Add heterogeneous-rank HLoRA enhancement to MedGemma example by holgerroth · Pull Request #4424 · NVIDIA/NVFlare

holgerroth · 2026-04-10T01:44:30Z

Summary

This draft PR extends the advanced MedGemma example with a heterogeneous-rank HLoRA workflow on top of the merged federated fine-tuning example.

Changes introduced:

add fixed-global-rank custom LoRA aggregators for both the paper baseline (naive) and HLoRA (hlora)
keep the stock FedAvg controller path while making the client rank-aware: each site truncates the server LoRA bank to its local rank before local training
support heterogeneous local ranks from job.py, with distinct ranks used by default for the 3-client example
update data preparation to default to a more heterogeneous label-skewed client split and emit a client label-distribution SVG for visualization
add per-site runtime and peak CUDA memory logging in the client
add --finetune_only to run_evaluation.py for faster repeated checkpoint comparisons
update the MedGemma README with the heterogeneous-rank workflow and observed comparison results

Observed comparison

Using the heterogeneous-rank 3-client layout (4,8,16) on CRC-VAL-HE-7K:

Run	Naive	HLoRA	Delta
default seed	`0.8955` (`6430/7180`)	`0.9414` (`6759/7180`)	`+0.0458`
alternate seed	`0.8961` (`6434/7180`)	`0.9366` (`6725/7180`)	`+0.0405`

Notes

This PR intentionally keeps the standard controller path and introduces the HLoRA logic through custom aggregators plus a rank-aware client.
The custom naive aggregator remains necessary in the heterogeneous-rank setting because plain built-in FedAvg tensor averaging is not shape-safe once sites use different LoRA ranks.

holgerroth · 2026-04-10T01:52:51Z

@greptileai review this PR

greptile-apps · 2026-04-10T01:57:44Z

Greptile Summary

This PR extends the MedGemma federated fine-tuning example with heterogeneous-rank HLoRA: it adds NaiveMaxRankAggregator and HLoRAMaxRankAggregator custom aggregators, a per-client LoRA rank truncation step on the client, heterogeneous data-splitting in prepare_data.py, and batched inference in the evaluator. The math in _factorize_hlora_update (compact QR+SVD instead of materialising the full dense update) is correct, and the truncate_global_bank_for_site slicing of A/B factors is shape-safe for heterogeneous ranks.

Confidence Score: 5/5

Safe to merge — all remaining findings are P2 style/cleanup suggestions with no correctness or data-integrity impact.

The HLoRA math (compact QR+SVD factorization), the rank-truncation slicing, and the aggregator's zero-weight guard are all correct.
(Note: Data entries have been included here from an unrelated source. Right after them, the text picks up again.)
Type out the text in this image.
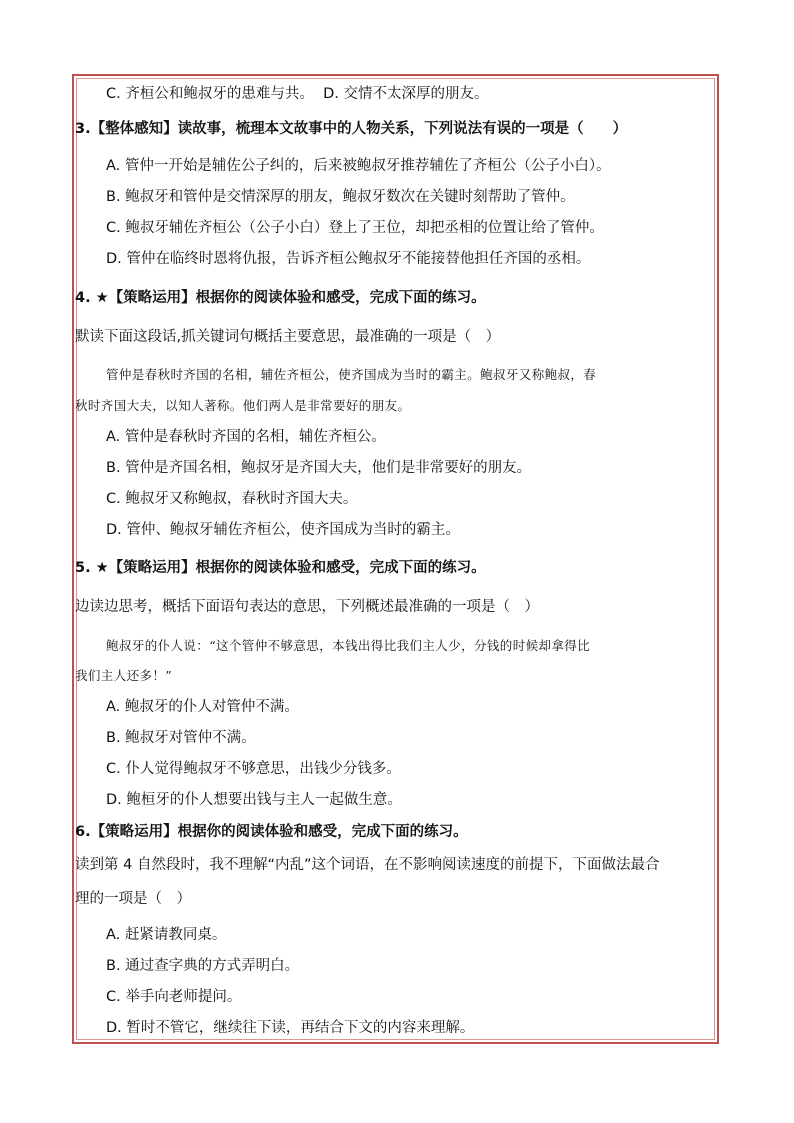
C. 齐桓公和鲍叔牙的患难与共。 D. 交情不太深厚的朋友。
3.【整体感知】读故事，梳理本文故事中的人物关系，下列说法有误的一项是（　　）
A. 管仲一开始是辅佐公子纠的，后来被鲍叔牙推荐辅佐了齐桓公（公子小白）。
B. 鲍叔牙和管仲是交情深厚的朋友，鲍叔牙数次在关键时刻帮助了管仲。
C. 鲍叔牙辅佐齐桓公（公子小白）登上了王位，却把丞相的位置让给了管仲。
D. 管仲在临终时恩将仇报，告诉齐桓公鲍叔牙不能接替他担任齐国的丞相。
4. ★【策略运用】根据你的阅读体验和感受，完成下面的练习。
默读下面这段话,抓关键词句概括主要意思，最准确的一项是（　）
管仲是春秋时齐国的名相，辅佐齐桓公，使齐国成为当时的霸主。鲍叔牙又称鲍叔，春
秋时齐国大夫，以知人著称。他们两人是非常要好的朋友。
A. 管仲是春秋时齐国的名相，辅佐齐桓公。
B. 管仲是齐国名相，鲍叔牙是齐国大夫，他们是非常要好的朋友。
C. 鲍叔牙又称鲍叔，春秋时齐国大夫。
D. 管仲、鲍叔牙辅佐齐桓公，使齐国成为当时的霸主。
5. ★【策略运用】根据你的阅读体验和感受，完成下面的练习。
边读边思考，概括下面语句表达的意思，下列概述最准确的一项是（　）
鲍叔牙的仆人说：“这个管仲不够意思，本钱出得比我们主人少，分钱的时候却拿得比
我们主人还多！”
A. 鲍叔牙的仆人对管仲不满。
B. 鲍叔牙对管仲不满。
C. 仆人觉得鲍叔牙不够意思，出钱少分钱多。
D. 鲍桓牙的仆人想要出钱与主人一起做生意。
6.【策略运用】根据你的阅读体验和感受，完成下面的练习。
读到第 4 自然段时，我不理解“内乱”这个词语，在不影响阅读速度的前提下，下面做法最合
理的一项是（　）
A. 赶紧请教同桌。
B. 通过查字典的方式弄明白。
C. 举手向老师提问。
D. 暂时不管它，继续往下读，再结合下文的内容来理解。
Prior P0/P1 concerns (missing os import, silent empty-model broadcast, unreachable RuntimeError) have been addressed in earlier commits. The three remaining comments are minor inconsistencies that do not affect runtime behavior.
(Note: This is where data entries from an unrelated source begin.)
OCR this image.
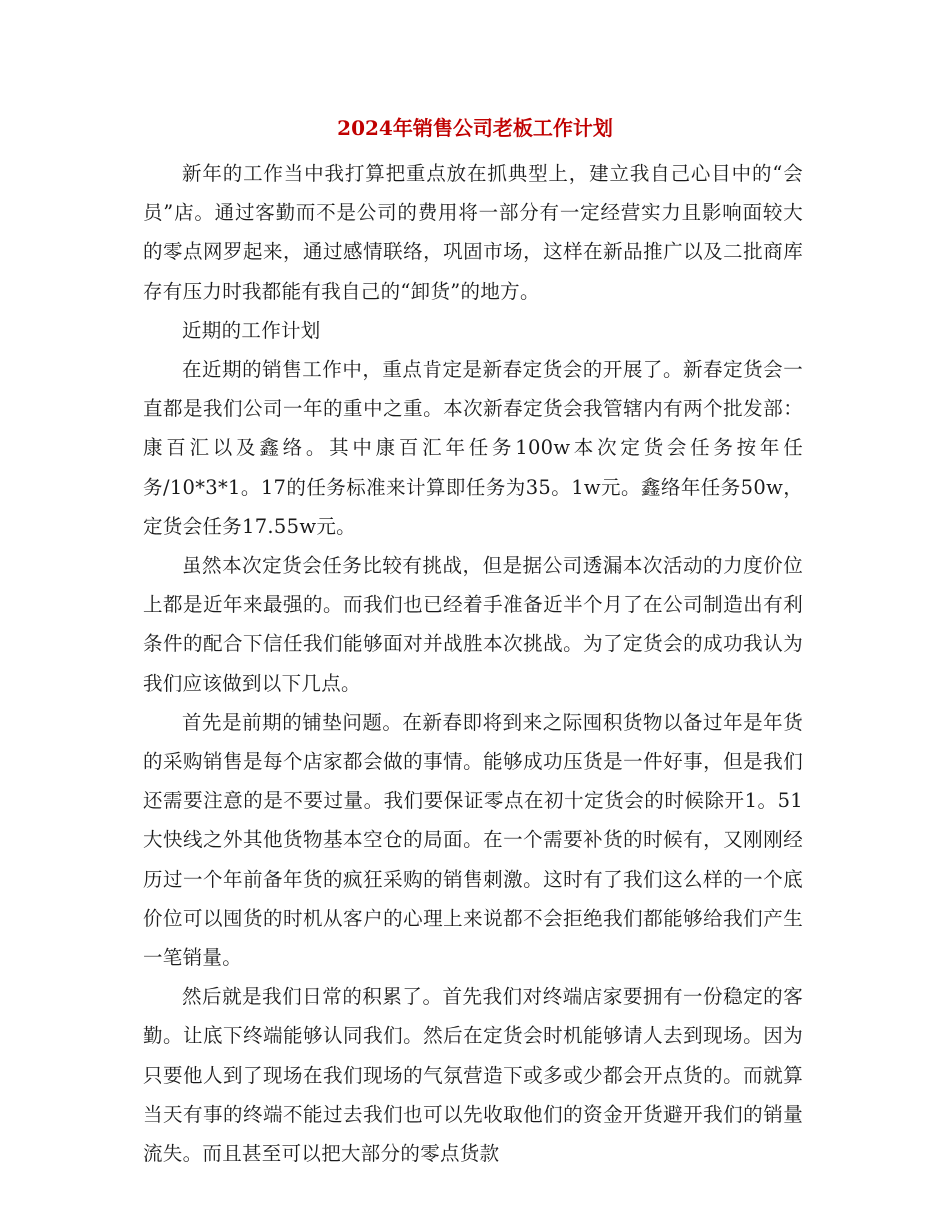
2024年销售公司老板工作计划

新年的工作当中我打算把重点放在抓典型上，建立我自己心目中的“会员”店。通过客勤而不是公司的费用将一部分有一定经营实力且影响面较大的零点网罗起来，通过感情联络，巩固市场，这样在新品推广以及二批商库存有压力时我都能有我自己的“卸货”的地方。

近期的工作计划

在近期的销售工作中，重点肯定是新春定货会的开展了。新春定货会一直都是我们公司一年的重中之重。本次新春定货会我管辖内有两个批发部：康百汇以及鑫络。其中康百汇年任务100w本次定货会任务按年任务/10*3*1。17的任务标准来计算即任务为35。1w元。鑫络年任务50w，定货会任务17.55w元。

虽然本次定货会任务比较有挑战，但是据公司透漏本次活动的力度价位上都是近年来最强的。而我们也已经着手准备近半个月了在公司制造出有利条件的配合下信任我们能够面对并战胜本次挑战。为了定货会的成功我认为我们应该做到以下几点。

首先是前期的铺垫问题。在新春即将到来之际囤积货物以备过年是年货的采购销售是每个店家都会做的事情。能够成功压货是一件好事，但是我们还需要注意的是不要过量。我们要保证零点在初十定货会的时候除开1。51大快线之外其他货物基本空仓的局面。在一个需要补货的时候有，又刚刚经历过一个年前备年货的疯狂采购的销售刺激。这时有了我们这么样的一个底价位可以囤货的时机从客户的心理上来说都不会拒绝我们都能够给我们产生一笔销量。

然后就是我们日常的积累了。首先我们对终端店家要拥有一份稳定的客勤。让底下终端能够认同我们。然后在定货会时机能够请人去到现场。因为只要他人到了现场在我们现场的气氛营造下或多或少都会开点货的。而就算当天有事的终端不能过去我们也可以先收取他们的资金开货避开我们的销量流失。而且甚至可以把大部分的零点货款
No files require special attention; data_utils.py and run_evaluation.py have minor P2 style notes.

Important Files Changed

Filename	Overview
examples/advanced/medgemma/custom_aggregators.py	New file — NaiveMaxRankAggregator and HLoRAMaxRankAggregator implement fixed-global-rank LoRA aggregation; math is correct, zero-weight guard raises RuntimeError as required.
examples/advanced/medgemma/lora_utils.py	New file — LoRA key detection, base-key extraction, uniform rank-map builder, and global-bank truncation; slicing is correct for both lora_A (row-truncation) and lora_B (column-truncation).
examples/advanced/medgemma/client.py	Adds --lora_rank arg, rank-aware global-bank truncation before training, detailed CUDA timing/memory logging, and explicit ParamsType.FULL on send; logic is sound.
examples/advanced/medgemma/job.py	Adds --lora_aggregation, --global_lora_rank, --site_lora_ranks args; _build_default_site_lora_ranks produces geometrically spaced ranks with monotonicity enforcement; aggregator injection is correct.
examples/advanced/medgemma/data_utils.py	Adds heterogeneous non-IID split strategy with label-preference weighted assignment; shard-size vs validation-size check is placed after the assignment loop — a misplaced guard discussed in a comment below.
examples/advanced/medgemma/inference_utils.py	Refactored to support batched generation; left-padding is correctly set, prompt_length stripping is safe, use_cache enabled for inference.
examples/advanced/medgemma/model.py	Adds configurable lora_rank to create_lora_config/create_peft_medgemma_model/MedGemmaLoRAModel; infer_uniform_lora_rank_from_state_dict validates that the state dict has a single consistent rank.
examples/advanced/medgemma/utils.py	New file — consolidates shared helpers (abs_path, free_memory, CUDA stats) previously duplicated across client.py and run_evaluation.py.
examples/advanced/medgemma/run_evaluation.py	Adds --batch_size and --finetune_only; still defines a local _abs_path function that is now redundant with utils.abs_path.
examples/advanced/medgemma/prepare_data.py	Adds --split_strategy, --dominant_fraction, --plot_path args; SVG generation and summary printing work correctly for both split strategies.

Sequence Diagram

sequenceDiagram
    participant S as Server (FedAvgRecipe)
    participant A as NaiveMaxRankAggregator / HLoRAMaxRankAggregator
    participant C1 as site-1 (rank=4)
    participant C2 as site-2 (rank=8)
    participant C3 as site-3 (rank=16)

    S->>C1: Global LoRA bank (rank=16)
    S->>C2: Global LoRA bank (rank=16)
    S->>C3: Global LoRA bank (rank=16)

    Note over C1: truncate_global_bank_for_site → rank=4
    Note over C2: truncate_global_bank_for_site → rank=8
    Note over C3: no truncation needed

    C1->>C1: SFTTrainer (local rank=4)
    C2->>C2: SFTTrainer (local rank=8)
    C3->>C3: SFTTrainer (local rank=16)

    C1->>A: FLModel FULL (rank-4 A/B tensors, num_examples weight)
    C2->>A: FLModel FULL (rank-8 A/B tensors, num_examples weight)
    C3->>A: FLModel FULL (rank-16 A/B tensors, num_examples weight)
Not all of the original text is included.